Riconosciuto un credito di imposta del 60% dell’affitto sul mese di marzo
Come previsto dall’art. 65 del Decreto Legge Cura Italia, viene riconosciuto un credito d’imposta nella misura del 60% dell’ammontare del canone di locazione relativo al mese di marzo 2020, per immobili rientranti nella categoria catastale C/1 (negozi e botteghe), indipendentemente dalla dimensione della metratura del locale oggetto di locazione.
Per ora l’agevolazione si riferisce al canone di locazione relativo al mese di marzo 2020, si vedrà poi se il successivo decreto previsto per il mese di aprile lo estenderà.
Nell’articolo spieghiamo le modalità di utilizzo al credito d’imposta.
L’agevolazione non si applica alle attività di commercio al dettaglio e di servizi per la persona che sono state identificate come essenziali (tra le quali ad esempio farmacie, parafarmacie, punti vendita di generi alimentari di prima necessità, servizi di pompe funebri, etc.) individuate con le disposizioni contenute negli allegati 1 e 2 del D.P.C.M. 11.03.2020.
Il credito d’imposta è utilizzabile esclusivamente in compensazione, ai sensi dell’articolo 17 del D.Lgs. n. 241 del 1997, dal 25 marzo.
Il locatore dovrà dimostrare di aver pagato regolarmente il canone di affitto del mese di marzo, infatti, verrà richiesta la tracciabilità del pagamento (è quanto risulta dalla relazione ministeriale al decreto ma nel testo del decreto stesso questa disposizione non è citata)
Chi può ottenere il beneficio?
Possono ottenere il beneficio del credito d’imposta:
- Le attività inerenti i servizi alla persona fra cui ad esempio acconciatori, barbieri, estetiste
- Le attività di commercio al dettaglio, con esclusione delle attività di vendita di generi alimentari e di prima necessità, individuate nell’allegato 1 del D.P.C.M. 11.03.2020 (sostanzialmente quelle che non hanno chiuso);
Sottolineiamo che non rientrano nell’agevolazione gli imprenditori che esercitano attività che – ai sensi del DPCM 11/3/2020 – non erano obbligati a sospendere l’attività (un lungo elenco delle attività che potevano rimanere aperte, quali ad esempio alimentari, ferramenta, profumerie e igiene personale, ottica, saponi e detersivi, lavanderie, illuminazione, edicole, pompe funebri)
Codice tributo
Il codice tributo che gli esercenti attività d’impresa dovranno indicare nel modello F24 per usufruire del credito d’imposta previsto per l’anno d’imposta 2020, come aiuto economico per contenere le perdite derivanti dalla chiusura forzata di molti negozi a causa del Coronavirus è il 6914.

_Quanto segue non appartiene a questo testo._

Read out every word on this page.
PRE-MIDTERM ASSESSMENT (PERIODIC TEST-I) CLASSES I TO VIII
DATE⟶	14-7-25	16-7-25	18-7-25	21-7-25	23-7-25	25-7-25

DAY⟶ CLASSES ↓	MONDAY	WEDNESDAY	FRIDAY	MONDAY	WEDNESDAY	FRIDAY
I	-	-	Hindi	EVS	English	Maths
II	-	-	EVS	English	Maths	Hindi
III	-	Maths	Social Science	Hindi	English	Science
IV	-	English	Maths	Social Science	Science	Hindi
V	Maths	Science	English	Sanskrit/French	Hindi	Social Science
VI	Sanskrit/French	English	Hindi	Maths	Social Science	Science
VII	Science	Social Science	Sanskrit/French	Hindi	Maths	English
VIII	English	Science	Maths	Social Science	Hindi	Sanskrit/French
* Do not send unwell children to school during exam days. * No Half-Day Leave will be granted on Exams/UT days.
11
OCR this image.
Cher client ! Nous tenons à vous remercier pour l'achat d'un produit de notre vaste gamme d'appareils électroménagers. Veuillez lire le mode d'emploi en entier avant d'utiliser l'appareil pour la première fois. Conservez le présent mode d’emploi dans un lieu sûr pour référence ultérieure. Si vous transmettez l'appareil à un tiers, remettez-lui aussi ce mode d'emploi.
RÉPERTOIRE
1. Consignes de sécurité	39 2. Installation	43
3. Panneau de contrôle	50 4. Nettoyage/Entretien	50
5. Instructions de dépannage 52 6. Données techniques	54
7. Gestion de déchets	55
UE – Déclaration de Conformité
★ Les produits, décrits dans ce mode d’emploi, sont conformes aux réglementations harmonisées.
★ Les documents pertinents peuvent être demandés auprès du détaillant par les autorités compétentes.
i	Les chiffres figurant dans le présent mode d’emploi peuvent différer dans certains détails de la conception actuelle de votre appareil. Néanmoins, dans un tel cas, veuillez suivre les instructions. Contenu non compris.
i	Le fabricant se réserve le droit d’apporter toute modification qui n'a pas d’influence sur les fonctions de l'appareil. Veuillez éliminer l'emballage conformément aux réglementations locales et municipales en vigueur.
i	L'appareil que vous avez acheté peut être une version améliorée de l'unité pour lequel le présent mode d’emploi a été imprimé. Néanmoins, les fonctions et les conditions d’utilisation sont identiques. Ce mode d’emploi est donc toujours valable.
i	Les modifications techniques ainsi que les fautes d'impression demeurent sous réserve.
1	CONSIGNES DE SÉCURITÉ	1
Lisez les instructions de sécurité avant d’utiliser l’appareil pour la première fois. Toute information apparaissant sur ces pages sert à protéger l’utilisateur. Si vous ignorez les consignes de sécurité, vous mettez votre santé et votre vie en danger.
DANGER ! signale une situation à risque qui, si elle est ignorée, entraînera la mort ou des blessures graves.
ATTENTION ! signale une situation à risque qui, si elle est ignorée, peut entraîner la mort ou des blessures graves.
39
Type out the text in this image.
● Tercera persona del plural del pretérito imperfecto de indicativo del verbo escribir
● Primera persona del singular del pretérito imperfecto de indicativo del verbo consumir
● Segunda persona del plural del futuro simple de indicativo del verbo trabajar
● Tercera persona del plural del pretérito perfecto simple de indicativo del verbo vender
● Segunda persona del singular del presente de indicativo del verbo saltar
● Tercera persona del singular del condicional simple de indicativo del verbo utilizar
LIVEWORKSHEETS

Il codice “6914”, denominato “Credito d’imposta canoni di locazione botteghe e negozi – articolo 65 del decreto-legge 17 marzo 2020, n. 18”, è operativo dal 25 marzo e va collocato nella sezione “Erario” del modulo di pagamento, colonna “importi a credito compensati”, oppure, nei casi in cui il contribuente debba procedere al riversamento dell’agevolazione, nella colonna “importi a debito versati”.